Des vacances en Grèce ne se passent pas comme prévu : le fils d’Arno contracte une infection à la salmonelle. Le chanteur veut mettre un suppositoire dans son cul, mais apparemment ça ne marche pas. « Maman doit faire ça », crie son enfant. « Tu ne peux pas, papa. » C’est de là que vient l’expression « elle est la reine des suppositoires ». Arno voit ‘Les yeux de ma mère’ comme un hommage à toutes les mères. Aussi à la sienne, qu’il a dû abandonner très jeune. « Ma mère, elle a quelque chose, quelque chose de dangereux, quelque chose d’une allumeuse, quelque chose d’une emmerdeuse », Arno chante avec une boule dans la gorge. Le clip, tourné au Portugal par Tom Barman de dEUS, est presque aussi mythique, mettant en scène la toute jeune Marie Vinck.

Ce ne sera pas la seule fois qu’il tentera d’immortaliser sa mère – sa mort a été traumatisante – dans une chanson. Dans ‘Je ne veux pas être grand’, il parle des yeux de sa mère. « Depuis que je suis sur terre, j’ai les yeux de ma mère, j’ai le reste de mon père. » Cette chanson a été déclenchée par une crise d’angoisse après qu’il soit allé en classe avec son fils et l’odeur de la vieille école a fonctionné comme une madeleine puante de Proust sur son système. Il n’est pas étonnant que le grand héros d’Arno ait été Peter Pan. Ne jamais grandir, cela restait la plus grande ambition d’Arno.

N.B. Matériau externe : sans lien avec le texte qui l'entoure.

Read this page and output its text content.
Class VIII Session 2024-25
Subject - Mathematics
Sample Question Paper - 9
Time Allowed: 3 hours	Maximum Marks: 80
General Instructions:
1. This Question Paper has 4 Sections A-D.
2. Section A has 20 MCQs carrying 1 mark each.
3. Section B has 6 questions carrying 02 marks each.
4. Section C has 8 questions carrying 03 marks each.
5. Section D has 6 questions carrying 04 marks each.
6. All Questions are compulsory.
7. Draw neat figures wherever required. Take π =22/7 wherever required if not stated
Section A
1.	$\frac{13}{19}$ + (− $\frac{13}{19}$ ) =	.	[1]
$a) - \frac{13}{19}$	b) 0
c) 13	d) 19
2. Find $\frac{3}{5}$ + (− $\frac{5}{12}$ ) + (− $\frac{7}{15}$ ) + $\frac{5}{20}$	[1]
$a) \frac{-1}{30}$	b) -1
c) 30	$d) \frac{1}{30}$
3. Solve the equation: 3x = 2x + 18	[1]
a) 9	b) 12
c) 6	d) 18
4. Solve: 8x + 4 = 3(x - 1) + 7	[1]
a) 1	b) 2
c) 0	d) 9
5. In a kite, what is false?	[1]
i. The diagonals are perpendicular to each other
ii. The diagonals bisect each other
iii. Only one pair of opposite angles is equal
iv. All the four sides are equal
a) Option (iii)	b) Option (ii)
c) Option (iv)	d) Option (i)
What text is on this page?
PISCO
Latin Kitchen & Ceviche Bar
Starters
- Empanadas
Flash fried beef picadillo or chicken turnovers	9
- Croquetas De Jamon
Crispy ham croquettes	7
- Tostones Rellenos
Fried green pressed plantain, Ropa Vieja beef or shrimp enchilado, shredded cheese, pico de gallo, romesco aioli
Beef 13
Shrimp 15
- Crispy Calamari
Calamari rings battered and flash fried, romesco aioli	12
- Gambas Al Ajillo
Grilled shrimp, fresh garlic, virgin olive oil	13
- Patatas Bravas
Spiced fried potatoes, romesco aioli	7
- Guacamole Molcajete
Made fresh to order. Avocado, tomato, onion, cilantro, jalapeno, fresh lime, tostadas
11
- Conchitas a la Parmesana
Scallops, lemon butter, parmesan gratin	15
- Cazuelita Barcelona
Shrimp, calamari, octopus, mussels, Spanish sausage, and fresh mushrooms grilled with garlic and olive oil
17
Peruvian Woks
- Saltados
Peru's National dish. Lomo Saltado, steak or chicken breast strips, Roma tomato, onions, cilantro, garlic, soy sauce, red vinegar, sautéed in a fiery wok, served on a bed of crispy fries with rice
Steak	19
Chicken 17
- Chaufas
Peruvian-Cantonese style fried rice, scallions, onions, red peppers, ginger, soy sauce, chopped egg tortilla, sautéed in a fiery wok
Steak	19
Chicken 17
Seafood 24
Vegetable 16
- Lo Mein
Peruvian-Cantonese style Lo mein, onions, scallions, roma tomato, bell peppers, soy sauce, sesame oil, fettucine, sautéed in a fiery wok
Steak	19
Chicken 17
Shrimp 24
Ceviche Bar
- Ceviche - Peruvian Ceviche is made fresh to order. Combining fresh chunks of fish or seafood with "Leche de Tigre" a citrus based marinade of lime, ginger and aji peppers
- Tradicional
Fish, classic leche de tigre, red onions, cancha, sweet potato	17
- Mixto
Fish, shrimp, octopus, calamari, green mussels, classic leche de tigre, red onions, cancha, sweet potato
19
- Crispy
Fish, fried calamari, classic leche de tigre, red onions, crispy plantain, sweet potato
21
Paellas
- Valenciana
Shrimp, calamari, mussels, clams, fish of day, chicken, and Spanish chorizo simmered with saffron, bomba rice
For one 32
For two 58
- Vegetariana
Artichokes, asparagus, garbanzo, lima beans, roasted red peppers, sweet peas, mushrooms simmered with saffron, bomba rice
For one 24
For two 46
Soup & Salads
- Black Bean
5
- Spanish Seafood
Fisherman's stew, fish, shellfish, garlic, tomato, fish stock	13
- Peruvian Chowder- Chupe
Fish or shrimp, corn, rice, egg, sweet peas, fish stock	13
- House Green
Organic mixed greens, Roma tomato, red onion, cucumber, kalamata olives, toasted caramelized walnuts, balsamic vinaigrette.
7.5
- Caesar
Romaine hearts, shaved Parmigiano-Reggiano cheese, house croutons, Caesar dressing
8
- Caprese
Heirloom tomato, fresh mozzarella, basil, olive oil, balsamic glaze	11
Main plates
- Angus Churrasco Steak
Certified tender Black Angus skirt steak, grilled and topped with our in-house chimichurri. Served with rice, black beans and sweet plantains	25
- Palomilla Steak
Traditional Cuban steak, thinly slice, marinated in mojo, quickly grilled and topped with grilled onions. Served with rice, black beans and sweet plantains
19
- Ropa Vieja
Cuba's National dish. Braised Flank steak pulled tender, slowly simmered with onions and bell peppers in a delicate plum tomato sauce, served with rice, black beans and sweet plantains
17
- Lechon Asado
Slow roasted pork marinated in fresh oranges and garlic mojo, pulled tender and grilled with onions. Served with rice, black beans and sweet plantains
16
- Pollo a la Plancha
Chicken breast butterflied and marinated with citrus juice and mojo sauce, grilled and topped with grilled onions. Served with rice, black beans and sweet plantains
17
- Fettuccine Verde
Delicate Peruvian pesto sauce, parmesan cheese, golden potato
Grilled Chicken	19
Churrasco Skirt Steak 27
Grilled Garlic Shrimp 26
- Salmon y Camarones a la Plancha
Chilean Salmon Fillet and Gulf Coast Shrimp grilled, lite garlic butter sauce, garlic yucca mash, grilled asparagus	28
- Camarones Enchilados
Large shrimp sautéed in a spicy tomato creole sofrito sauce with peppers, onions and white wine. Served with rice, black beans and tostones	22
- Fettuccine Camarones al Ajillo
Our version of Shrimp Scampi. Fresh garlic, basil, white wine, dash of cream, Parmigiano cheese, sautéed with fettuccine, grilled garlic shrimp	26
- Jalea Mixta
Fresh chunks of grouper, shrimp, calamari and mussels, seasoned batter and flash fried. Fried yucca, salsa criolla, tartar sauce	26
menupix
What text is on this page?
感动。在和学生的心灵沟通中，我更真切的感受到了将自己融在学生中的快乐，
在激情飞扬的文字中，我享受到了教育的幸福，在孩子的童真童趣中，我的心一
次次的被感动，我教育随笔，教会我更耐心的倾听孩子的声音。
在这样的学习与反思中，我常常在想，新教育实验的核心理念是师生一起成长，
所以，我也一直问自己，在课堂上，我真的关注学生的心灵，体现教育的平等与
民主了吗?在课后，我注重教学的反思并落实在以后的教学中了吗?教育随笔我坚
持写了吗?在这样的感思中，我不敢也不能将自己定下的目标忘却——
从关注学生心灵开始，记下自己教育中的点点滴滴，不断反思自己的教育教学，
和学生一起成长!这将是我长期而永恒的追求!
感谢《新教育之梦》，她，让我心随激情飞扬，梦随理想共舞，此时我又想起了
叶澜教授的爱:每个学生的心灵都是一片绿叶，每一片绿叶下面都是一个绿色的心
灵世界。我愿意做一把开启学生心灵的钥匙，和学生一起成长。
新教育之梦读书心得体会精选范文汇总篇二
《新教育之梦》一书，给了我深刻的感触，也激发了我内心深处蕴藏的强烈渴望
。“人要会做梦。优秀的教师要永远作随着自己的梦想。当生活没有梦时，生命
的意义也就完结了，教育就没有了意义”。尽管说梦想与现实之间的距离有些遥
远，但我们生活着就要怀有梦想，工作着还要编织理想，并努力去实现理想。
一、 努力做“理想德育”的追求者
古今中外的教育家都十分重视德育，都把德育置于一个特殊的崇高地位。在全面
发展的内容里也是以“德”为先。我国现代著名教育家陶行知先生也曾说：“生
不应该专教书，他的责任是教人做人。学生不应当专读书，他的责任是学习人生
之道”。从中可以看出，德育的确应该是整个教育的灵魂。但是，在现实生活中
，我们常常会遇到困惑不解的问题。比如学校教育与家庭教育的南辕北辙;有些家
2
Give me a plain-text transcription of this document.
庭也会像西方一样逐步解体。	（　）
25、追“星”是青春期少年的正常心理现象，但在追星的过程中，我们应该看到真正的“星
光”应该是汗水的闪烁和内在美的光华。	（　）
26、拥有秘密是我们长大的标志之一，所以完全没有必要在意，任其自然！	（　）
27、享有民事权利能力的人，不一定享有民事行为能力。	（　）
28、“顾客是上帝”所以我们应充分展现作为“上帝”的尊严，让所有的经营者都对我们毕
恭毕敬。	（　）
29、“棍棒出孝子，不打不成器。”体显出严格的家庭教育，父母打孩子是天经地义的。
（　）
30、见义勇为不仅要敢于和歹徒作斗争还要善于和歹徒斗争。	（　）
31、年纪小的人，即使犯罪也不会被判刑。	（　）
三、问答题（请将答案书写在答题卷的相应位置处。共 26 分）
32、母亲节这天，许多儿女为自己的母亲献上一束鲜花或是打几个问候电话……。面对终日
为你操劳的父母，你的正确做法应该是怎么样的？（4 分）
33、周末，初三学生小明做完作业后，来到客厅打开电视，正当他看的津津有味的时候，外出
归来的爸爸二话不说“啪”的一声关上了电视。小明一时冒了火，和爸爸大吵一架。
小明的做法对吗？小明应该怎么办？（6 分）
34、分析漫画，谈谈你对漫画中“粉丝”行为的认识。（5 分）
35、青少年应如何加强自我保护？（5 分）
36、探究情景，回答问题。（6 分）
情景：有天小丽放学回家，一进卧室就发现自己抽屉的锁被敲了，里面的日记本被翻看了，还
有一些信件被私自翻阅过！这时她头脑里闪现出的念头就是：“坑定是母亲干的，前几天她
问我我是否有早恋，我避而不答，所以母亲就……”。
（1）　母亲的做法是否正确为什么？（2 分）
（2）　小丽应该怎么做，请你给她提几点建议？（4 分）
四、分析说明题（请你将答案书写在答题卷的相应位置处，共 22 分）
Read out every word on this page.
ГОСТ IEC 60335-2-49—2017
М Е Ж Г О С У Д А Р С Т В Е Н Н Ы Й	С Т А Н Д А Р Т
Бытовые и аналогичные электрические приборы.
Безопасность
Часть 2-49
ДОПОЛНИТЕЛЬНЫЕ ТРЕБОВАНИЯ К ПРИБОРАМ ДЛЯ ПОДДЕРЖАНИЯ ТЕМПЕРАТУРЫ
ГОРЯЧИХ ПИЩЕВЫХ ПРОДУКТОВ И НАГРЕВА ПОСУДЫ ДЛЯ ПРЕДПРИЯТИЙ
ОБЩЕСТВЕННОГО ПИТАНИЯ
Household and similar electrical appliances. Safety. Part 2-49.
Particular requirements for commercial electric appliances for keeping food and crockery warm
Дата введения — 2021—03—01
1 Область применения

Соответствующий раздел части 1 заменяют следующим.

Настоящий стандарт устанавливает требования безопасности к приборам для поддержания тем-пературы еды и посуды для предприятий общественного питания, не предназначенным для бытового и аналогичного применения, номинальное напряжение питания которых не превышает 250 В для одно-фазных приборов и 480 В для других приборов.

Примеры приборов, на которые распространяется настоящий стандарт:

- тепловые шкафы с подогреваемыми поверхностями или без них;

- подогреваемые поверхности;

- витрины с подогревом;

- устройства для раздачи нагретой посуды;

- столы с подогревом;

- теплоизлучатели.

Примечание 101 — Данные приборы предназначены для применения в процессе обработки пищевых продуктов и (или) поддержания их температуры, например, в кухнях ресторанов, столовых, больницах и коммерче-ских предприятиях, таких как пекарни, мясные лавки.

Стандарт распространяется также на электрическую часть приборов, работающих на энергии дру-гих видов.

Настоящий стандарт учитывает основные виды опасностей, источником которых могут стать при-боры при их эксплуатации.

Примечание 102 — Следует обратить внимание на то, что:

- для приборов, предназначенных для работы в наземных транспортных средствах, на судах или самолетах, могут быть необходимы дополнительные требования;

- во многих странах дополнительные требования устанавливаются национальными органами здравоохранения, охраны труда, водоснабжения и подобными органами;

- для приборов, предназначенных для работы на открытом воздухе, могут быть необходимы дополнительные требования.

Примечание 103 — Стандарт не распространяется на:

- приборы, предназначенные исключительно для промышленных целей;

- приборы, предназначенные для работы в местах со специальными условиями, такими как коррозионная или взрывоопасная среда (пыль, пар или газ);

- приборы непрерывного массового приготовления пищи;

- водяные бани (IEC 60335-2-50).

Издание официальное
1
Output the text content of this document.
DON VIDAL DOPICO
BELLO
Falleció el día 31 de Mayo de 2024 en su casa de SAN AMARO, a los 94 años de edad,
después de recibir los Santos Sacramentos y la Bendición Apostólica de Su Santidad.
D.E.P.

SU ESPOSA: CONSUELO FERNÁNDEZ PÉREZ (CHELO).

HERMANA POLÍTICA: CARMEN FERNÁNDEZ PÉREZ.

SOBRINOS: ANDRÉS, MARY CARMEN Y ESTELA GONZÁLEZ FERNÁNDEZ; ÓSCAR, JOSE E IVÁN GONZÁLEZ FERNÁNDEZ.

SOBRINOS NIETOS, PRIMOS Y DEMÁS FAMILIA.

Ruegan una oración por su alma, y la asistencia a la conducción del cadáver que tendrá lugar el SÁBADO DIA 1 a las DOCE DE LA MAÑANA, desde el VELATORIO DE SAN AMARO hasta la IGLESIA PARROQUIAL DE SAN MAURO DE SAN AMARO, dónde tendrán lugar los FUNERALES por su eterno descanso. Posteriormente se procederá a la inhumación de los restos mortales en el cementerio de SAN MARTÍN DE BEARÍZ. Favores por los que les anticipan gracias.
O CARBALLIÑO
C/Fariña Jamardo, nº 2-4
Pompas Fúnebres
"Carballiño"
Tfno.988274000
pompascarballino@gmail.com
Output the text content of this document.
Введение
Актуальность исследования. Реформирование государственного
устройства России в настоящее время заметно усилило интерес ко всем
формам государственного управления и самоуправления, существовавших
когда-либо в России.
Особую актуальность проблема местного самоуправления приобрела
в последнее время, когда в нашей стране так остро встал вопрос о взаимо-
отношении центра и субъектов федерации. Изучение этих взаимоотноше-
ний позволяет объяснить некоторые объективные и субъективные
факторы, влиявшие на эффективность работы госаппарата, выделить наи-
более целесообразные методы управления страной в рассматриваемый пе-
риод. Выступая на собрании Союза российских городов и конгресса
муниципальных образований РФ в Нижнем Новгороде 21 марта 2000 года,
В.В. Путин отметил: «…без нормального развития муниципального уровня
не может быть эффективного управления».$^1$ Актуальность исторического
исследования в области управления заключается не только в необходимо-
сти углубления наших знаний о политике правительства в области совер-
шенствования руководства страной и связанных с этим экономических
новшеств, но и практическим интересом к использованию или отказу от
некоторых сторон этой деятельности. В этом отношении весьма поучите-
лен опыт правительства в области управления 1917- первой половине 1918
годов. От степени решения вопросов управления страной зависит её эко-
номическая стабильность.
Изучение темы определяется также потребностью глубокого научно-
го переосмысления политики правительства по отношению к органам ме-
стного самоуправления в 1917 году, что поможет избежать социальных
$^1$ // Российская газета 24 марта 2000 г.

« Les filles du bord de mer »

« Les filles du bord de mer ».image rv

Ce n’est pas très clair quand Arno a décidé de reprendre ‘Les filles du bord de mer’. Ce qui est certain, c’est que la couverture était motivée par sa peur de sentir Nashville s’accrocher à ses côtes. Pour les enregistrements de Savants idiots il est descendu sur la capitale américaine du pays. « Mais je déteste la musique country », a-t-il dit plus tard en riant. « Quand je suis parti pour l’Amérique, j’ai emporté avec moi une cassette de musique belge. Une seule cassette : Salvatore Adamo. Il a écrit des choses sensationnelles. Un soir j’étais assis là dans ma chambre et je ne pensais qu’à manger avec nous : frites et croquettes de crevettes. Et soudain, cette chanson m’est venue, « Les filles du bord de mer ». Adamo a chanté cela avec un ‘r’ roulant pour le faire sonner flamand. J’ai trouvé ça génial, parfait. Le lendemain, nous l’avons enregistré en une seule prise, avec l’accordéon et tout le bazar. L’accordéoniste Ad Cominotto a ensuite eu une interprétation légèrement différente des faits : « Arno avait peur que le disque sonne trop lisse et lisse, et m’a demandé si nous pouvions essayer cette chanson à l’accordéon. Nous avons essayé tous les jours, mais cela n’a pas fonctionné. Après le travail en studio, nous avons continué à essayer. Une nuit où beaucoup d’alcool avait été renversé, cela a soudainement fonctionné. Et le reste est une histoire à chanter.

« Je veux vivre »

'Je veux vivre', entendu pour la première fois sur l'album 'Humain incognito'.  image rv

‘Je veux vivre’, entendu pour la première fois sur l’album ‘Humain incognito’.image rv

Un horrible cancer a fait taire Arno, mais la maladie n’a pas pu l’éloigner des projecteurs. Avec son seizième album solo vivre il semblait à la recherche du temps perdu, réactualisant merveilleusement des classiques bien connus tels que ‘Putain putain’, ‘Les yeux de ma mère’ et ‘Elle adore le noir’. Mais encore plus profonds sont les mots qu’il a crachés dans le micro avec un mépris mortel : « Je veux vivre dans un monde sans pilules / Et où les richesses et les pauvres n’existent plus. » Sa voix sonne cendrée, mais sa conviction est bien vivante. Le disque rappelle donc quelque peu la volonté de David Bowie ou de Leonard Cohen. Le chant du cygne d’un artiste qui sait que la mort est proche, mais qui veut briller une dernière fois. Ce n’est peut-être pas non plus un hasard si le même disque contient une chanson dans laquelle Arno emprunte l’une des phrases les plus célèbres de Leonard Cohen : « Il y a une fissure dans tout / C’est ainsi que la lumière / Une nouvelle lumière entre. » Pas d’hommage au Canadien maître de la lueuril en a parlé. Pure coïncidence : « Ma grand-mère disait déjà que : Tu as une fêlure dans la tête, tu n’auras plus l’air. ».